All the Wrong Colors

Alissa Wilkinson
2 min readDec 3, 2014

I set up camp on the cold linoleum of the downstairs living room floor, to grade a stack of papers. The discomfort makes it easier to stay alert.

Here, my husband says, handing me a glass containing something pink and a big ice cube, and smiling down at me.

What is it?

A negroni.

I sip. The herby taste that runs over my tongue is hard to place until I remember the Campari that goes into it. Campari is a bitter, and though the drink is red, it too is pleasantly bitter.

I like the taste of bitter things, and I drink my coffee black and my scotch neat and smoky. What bothers me is that the color of Campari is all wrong. I have a type of synesthesia, very mild, that means that everything I experience or think has a color associated with it—not one I picked, but one my brain picked. All day the colors rush through my head as I think, and when I’ve had quite a lot of sleep the colors are more vibrant. I write by color, too.

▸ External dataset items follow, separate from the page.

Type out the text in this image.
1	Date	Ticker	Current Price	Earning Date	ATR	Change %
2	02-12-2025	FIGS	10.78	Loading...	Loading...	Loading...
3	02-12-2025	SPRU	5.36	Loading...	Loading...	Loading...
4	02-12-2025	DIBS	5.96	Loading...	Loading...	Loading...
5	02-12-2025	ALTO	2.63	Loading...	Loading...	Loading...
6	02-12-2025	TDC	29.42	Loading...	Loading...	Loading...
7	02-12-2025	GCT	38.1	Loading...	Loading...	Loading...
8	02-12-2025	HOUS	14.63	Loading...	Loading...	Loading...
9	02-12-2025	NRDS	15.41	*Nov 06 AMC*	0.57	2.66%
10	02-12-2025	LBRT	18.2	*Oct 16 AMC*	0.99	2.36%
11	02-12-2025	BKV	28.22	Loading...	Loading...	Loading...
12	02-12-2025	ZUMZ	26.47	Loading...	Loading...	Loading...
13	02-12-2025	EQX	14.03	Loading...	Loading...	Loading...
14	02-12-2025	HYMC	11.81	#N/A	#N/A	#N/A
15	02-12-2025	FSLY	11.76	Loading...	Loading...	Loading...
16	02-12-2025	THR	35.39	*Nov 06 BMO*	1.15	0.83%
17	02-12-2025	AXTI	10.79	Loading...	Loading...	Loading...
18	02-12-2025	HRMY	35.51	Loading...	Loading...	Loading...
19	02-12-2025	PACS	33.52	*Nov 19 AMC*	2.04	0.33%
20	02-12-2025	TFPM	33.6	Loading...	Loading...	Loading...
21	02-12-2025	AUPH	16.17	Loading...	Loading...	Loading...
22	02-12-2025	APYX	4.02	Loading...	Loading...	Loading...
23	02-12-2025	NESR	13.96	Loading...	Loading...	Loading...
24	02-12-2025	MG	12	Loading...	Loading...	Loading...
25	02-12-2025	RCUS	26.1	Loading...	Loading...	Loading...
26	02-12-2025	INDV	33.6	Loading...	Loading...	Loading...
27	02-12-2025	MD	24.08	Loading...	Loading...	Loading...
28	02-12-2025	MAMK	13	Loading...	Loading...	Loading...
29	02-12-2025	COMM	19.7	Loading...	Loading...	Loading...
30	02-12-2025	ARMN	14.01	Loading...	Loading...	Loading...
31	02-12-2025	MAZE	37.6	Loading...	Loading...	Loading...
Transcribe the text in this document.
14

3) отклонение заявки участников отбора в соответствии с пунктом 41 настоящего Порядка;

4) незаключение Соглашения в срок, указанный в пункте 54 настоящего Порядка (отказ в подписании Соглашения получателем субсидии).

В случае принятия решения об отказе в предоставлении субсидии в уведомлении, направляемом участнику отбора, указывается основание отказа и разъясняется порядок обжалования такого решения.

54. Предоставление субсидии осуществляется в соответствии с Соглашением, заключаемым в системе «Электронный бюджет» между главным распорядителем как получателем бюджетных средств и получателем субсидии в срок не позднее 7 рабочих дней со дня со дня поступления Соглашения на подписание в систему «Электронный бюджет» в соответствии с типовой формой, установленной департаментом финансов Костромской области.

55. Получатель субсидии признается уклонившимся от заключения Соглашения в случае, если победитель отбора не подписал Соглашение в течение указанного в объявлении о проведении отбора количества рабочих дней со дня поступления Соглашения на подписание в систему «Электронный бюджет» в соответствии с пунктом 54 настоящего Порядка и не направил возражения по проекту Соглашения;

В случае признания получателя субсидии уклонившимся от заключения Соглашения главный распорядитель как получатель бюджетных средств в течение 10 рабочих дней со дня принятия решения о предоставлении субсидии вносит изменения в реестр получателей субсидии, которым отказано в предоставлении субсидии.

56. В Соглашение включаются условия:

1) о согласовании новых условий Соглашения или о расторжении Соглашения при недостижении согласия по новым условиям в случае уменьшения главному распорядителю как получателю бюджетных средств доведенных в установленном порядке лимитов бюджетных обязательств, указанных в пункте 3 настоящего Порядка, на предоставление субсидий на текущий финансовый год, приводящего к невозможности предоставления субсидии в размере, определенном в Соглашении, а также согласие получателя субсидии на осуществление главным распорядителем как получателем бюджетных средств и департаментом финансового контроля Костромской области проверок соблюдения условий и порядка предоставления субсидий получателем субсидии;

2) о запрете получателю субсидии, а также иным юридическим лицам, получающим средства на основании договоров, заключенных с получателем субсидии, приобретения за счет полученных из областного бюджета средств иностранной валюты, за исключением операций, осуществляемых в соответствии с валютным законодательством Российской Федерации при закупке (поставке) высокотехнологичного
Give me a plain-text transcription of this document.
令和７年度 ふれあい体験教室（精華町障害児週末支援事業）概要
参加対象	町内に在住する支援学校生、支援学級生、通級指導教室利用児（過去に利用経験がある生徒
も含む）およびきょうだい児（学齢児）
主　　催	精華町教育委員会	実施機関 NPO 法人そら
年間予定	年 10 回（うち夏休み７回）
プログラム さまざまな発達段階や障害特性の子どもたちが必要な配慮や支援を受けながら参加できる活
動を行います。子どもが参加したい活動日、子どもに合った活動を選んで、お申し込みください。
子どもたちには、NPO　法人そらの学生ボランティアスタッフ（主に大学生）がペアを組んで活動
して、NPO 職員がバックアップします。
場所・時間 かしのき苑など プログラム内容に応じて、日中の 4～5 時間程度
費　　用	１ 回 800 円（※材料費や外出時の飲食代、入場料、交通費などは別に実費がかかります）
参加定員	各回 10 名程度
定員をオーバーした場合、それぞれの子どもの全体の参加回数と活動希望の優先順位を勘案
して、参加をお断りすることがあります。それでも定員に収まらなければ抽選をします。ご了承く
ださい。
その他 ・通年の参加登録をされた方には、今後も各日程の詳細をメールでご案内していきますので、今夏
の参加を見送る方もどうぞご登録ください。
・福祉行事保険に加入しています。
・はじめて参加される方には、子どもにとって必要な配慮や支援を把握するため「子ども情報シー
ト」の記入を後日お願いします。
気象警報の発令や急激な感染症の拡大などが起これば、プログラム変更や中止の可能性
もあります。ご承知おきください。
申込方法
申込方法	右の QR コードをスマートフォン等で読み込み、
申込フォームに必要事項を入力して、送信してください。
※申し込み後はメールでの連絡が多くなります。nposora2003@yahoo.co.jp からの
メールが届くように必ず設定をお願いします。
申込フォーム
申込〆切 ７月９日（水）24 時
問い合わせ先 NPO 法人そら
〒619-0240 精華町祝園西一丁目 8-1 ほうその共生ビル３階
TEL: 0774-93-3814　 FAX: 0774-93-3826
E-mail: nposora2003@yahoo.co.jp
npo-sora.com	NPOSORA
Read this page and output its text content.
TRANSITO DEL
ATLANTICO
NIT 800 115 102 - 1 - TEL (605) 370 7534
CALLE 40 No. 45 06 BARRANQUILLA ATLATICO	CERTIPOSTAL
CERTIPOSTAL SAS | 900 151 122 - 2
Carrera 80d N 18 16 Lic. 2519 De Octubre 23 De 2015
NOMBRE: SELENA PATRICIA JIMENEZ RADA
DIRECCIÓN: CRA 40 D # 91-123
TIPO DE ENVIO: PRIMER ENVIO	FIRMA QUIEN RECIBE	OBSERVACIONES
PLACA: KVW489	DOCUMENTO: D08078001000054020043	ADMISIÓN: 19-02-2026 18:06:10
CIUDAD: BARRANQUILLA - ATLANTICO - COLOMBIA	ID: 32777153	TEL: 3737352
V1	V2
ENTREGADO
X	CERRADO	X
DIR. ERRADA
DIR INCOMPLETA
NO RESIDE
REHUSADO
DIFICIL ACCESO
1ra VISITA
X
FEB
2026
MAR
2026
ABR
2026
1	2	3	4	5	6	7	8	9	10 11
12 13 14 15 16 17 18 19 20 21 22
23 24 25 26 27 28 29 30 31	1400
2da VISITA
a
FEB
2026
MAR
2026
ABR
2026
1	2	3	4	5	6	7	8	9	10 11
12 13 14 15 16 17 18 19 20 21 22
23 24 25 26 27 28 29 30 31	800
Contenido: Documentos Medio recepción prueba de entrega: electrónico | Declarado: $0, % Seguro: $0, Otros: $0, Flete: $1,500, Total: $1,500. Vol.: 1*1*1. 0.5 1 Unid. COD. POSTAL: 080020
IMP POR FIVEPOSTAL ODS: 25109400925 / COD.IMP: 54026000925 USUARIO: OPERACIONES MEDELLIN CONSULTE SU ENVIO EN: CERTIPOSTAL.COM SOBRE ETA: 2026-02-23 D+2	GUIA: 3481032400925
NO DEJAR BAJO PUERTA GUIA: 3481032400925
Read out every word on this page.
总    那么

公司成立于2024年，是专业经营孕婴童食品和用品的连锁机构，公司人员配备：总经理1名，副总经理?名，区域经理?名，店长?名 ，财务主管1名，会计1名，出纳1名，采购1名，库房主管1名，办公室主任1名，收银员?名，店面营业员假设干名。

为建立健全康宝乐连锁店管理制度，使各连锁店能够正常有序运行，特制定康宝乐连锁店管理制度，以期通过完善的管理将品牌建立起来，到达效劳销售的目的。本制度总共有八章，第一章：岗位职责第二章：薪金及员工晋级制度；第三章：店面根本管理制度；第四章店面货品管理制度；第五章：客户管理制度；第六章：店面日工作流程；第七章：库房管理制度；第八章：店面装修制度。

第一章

To my tongue, Campari is navy blue, and when you add a little citrus it takes on a green sparkle, just a light one. A negroni ought to be some shade off from that, because you add gin (which is green) and vermouth (which is silver). It’s a stylish drink that sings of late nights after long days of meetings tucked away solo in a swanky hotel bar, listening to some sleepy jazz combo in the corner as you dangle your stiletto off your right foot and dream of warmer climates.

But tonight I’m in loose jeans and a cropped sweatshirt — navy blue—and seated on the hard linoleum floor, and my drink is all the wrong colors, but my husband has made me a drink to make the work go down easy, and I’m still in all the right places.